OH*-chemiluminescence during autoignition of hydrogen with air in a pressurised turbulent flow reactor

• Autoignition of hydrogen and air was studied at conditions relevant to gas turbine combustor premixing tubes.
• Formation of ignition kernels was visualised using OH*-chemiluminescence.
• Ignition delays were recorded at varying pressures and temperatures.
• Ignition delays reduced at low pressures in contrast to gas-phase chemical kinetic calculations.
• The pressure dependence of ignition delays may be explained by surface reactions.

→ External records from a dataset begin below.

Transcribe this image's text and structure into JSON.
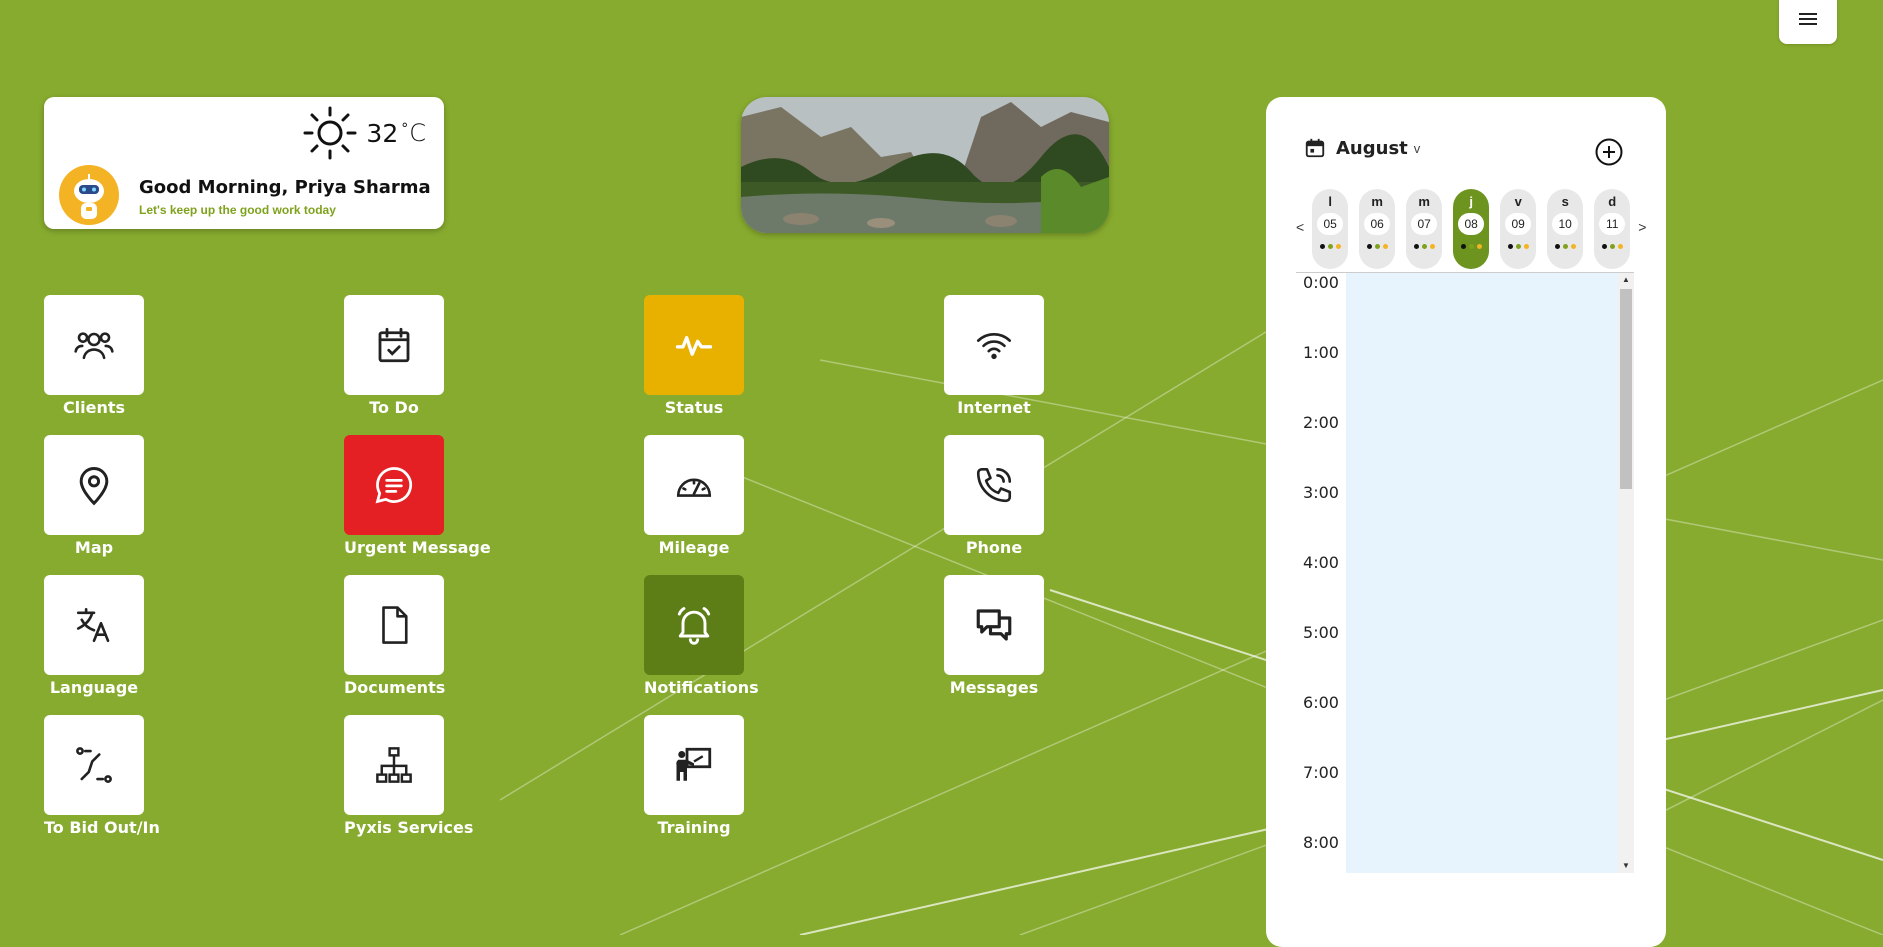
{
  "weather": {
    "temp": "32",
    "deg": "°",
    "unit": "C",
    "icon": "sun-icon"
  },
  "greeting": {
    "title": "Good Morning, Priya Sharma",
    "subtitle": "Let's keep up the good work today"
  },
  "tiles": [
    {
      "label": "Clients",
      "icon": "users-icon"
    },
    {
      "label": "To Do",
      "icon": "calendar-check-icon"
    },
    {
      "label": "Status",
      "icon": "activity-icon",
      "color": "#e8b100"
    },
    {
      "label": "Internet",
      "icon": "wifi-icon"
    },
    {
      "label": "Map",
      "icon": "map-pin-icon"
    },
    {
      "label": "Urgent Message",
      "icon": "message-icon",
      "color": "#e52024"
    },
    {
      "label": "Mileage",
      "icon": "gauge-icon"
    },
    {
      "label": "Phone",
      "icon": "phone-icon"
    },
    {
      "label": "Language",
      "icon": "translate-icon"
    },
    {
      "label": "Documents",
      "icon": "document-icon"
    },
    {
      "label": "Notifications",
      "icon": "bell-icon",
      "color": "#5d7d17"
    },
    {
      "label": "Messages",
      "icon": "chat-icon"
    },
    {
      "label": "To Bid Out/In",
      "icon": "route-icon"
    },
    {
      "label": "Pyxis Services",
      "icon": "sitemap-icon"
    },
    {
      "label": "Training",
      "icon": "presentation-icon"
    }
  ],
  "calendar": {
    "month": "August",
    "caret": "v",
    "prev": "<",
    "next": ">",
    "days": [
      {
        "letter": "l",
        "num": "05"
      },
      {
        "letter": "m",
        "num": "06"
      },
      {
        "letter": "m",
        "num": "07"
      },
      {
        "letter": "j",
        "num": "08",
        "active": true
      },
      {
        "letter": "v",
        "num": "09"
      },
      {
        "letter": "s",
        "num": "10"
      },
      {
        "letter": "d",
        "num": "11"
      }
    ],
    "dot_colors": [
      "#111111",
      "#7fa21d",
      "#f4b324"
    ],
    "hours": [
      "0:00",
      "1:00",
      "2:00",
      "3:00",
      "4:00",
      "5:00",
      "6:00",
      "7:00",
      "8:00"
    ]
  },
  "colors": {
    "background": "#87ab2e",
    "accent": "#6e9420"
  }
}
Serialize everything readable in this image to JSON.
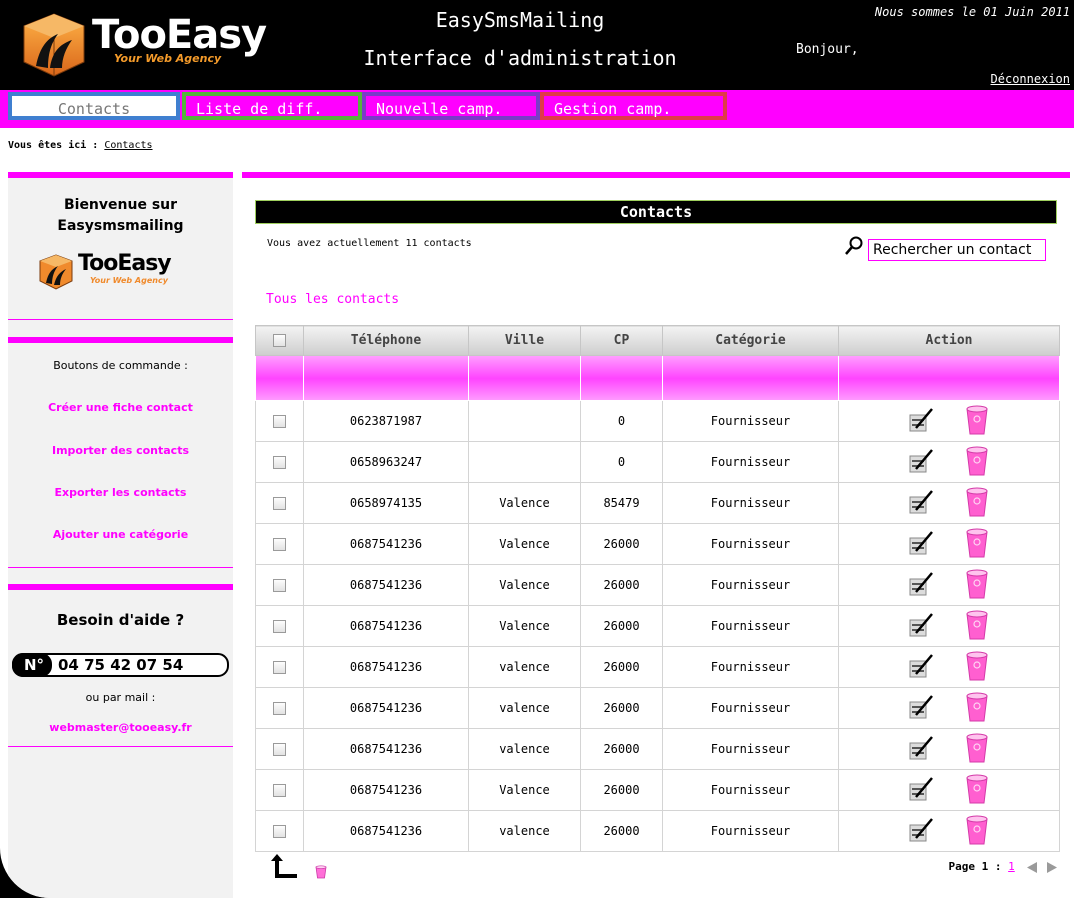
{
  "header": {
    "logo_text": "TooEasy",
    "logo_tagline": "Your Web Agency",
    "app_title": "EasySmsMailing",
    "app_subtitle": "Interface d'administration",
    "date_text": "Nous sommes le 01 Juin 2011",
    "greeting": "Bonjour,",
    "logout_label": "Déconnexion"
  },
  "nav": {
    "tabs": [
      {
        "label": "Contacts"
      },
      {
        "label": "Liste de diff."
      },
      {
        "label": "Nouvelle camp."
      },
      {
        "label": "Gestion camp."
      }
    ]
  },
  "breadcrumb": {
    "prefix": "Vous êtes ici :",
    "current": "Contacts"
  },
  "sidebar": {
    "welcome": "Bienvenue sur Easysmsmailing",
    "commands_title": "Boutons de commande :",
    "links": [
      {
        "label": "Créer une fiche contact"
      },
      {
        "label": "Importer des contacts"
      },
      {
        "label": "Exporter les contacts"
      },
      {
        "label": "Ajouter une catégorie"
      }
    ],
    "help_title": "Besoin d'aide ?",
    "phone_badge": "N°",
    "phone": "04 75 42 07 54",
    "or_mail": "ou par mail :",
    "email": "webmaster@tooeasy.fr"
  },
  "main": {
    "panel_title": "Contacts",
    "count_text": "Vous avez actuellement 11 contacts",
    "search_value": "Rechercher un contact",
    "section_title": "Tous les contacts",
    "columns": [
      "Téléphone",
      "Ville",
      "CP",
      "Catégorie",
      "Action"
    ],
    "rows": [
      {
        "phone": "0623871987",
        "city": "",
        "cp": "0",
        "category": "Fournisseur"
      },
      {
        "phone": "0658963247",
        "city": "",
        "cp": "0",
        "category": "Fournisseur"
      },
      {
        "phone": "0658974135",
        "city": "Valence",
        "cp": "85479",
        "category": "Fournisseur"
      },
      {
        "phone": "0687541236",
        "city": "Valence",
        "cp": "26000",
        "category": "Fournisseur"
      },
      {
        "phone": "0687541236",
        "city": "Valence",
        "cp": "26000",
        "category": "Fournisseur"
      },
      {
        "phone": "0687541236",
        "city": "Valence",
        "cp": "26000",
        "category": "Fournisseur"
      },
      {
        "phone": "0687541236",
        "city": "valence",
        "cp": "26000",
        "category": "Fournisseur"
      },
      {
        "phone": "0687541236",
        "city": "valence",
        "cp": "26000",
        "category": "Fournisseur"
      },
      {
        "phone": "0687541236",
        "city": "valence",
        "cp": "26000",
        "category": "Fournisseur"
      },
      {
        "phone": "0687541236",
        "city": "Valence",
        "cp": "26000",
        "category": "Fournisseur"
      },
      {
        "phone": "0687541236",
        "city": "valence",
        "cp": "26000",
        "category": "Fournisseur"
      }
    ],
    "pager": {
      "label": "Page 1 :",
      "current": "1"
    }
  },
  "colors": {
    "accent": "#ff00ff",
    "tab_contacts_border": "#3f7fd0",
    "tab_lists_border": "#55b43c",
    "tab_new_border": "#7a3cc8",
    "tab_manage_border": "#e03a4a"
  }
}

Autoignition of hydrogen in air was studied in a turbulent flow reactor using OH*-chemiluminescence. High-speed imaging was used to visualise the formation of autoignition kernels in the flow, and to analyse the conditions under which temporary stabilisation of the flame kernels occurred. The experiments were carried out at temperatures of 800–850 K, pressures of 0.8–1.2 MPa and an equivalence ratio of φ = 0.25. Measurements of the autoignition delays yielded values in the range of τ = 210–447 ms. The autoignition delay results indicated that, over the range of conditions studied, ignition delays reduced with decreasing pressure. This observation contradicted homogeneous gas-phase kinetic calculations, which predicted an increase in autoignition delay with decreasing pressure. If the kinetic model was altered to include surface reactions at the reactor walls, the calculations could be qualitatively reconciled with the experimental data, suggesting that wall reactions had a significant influence on autoignition delays.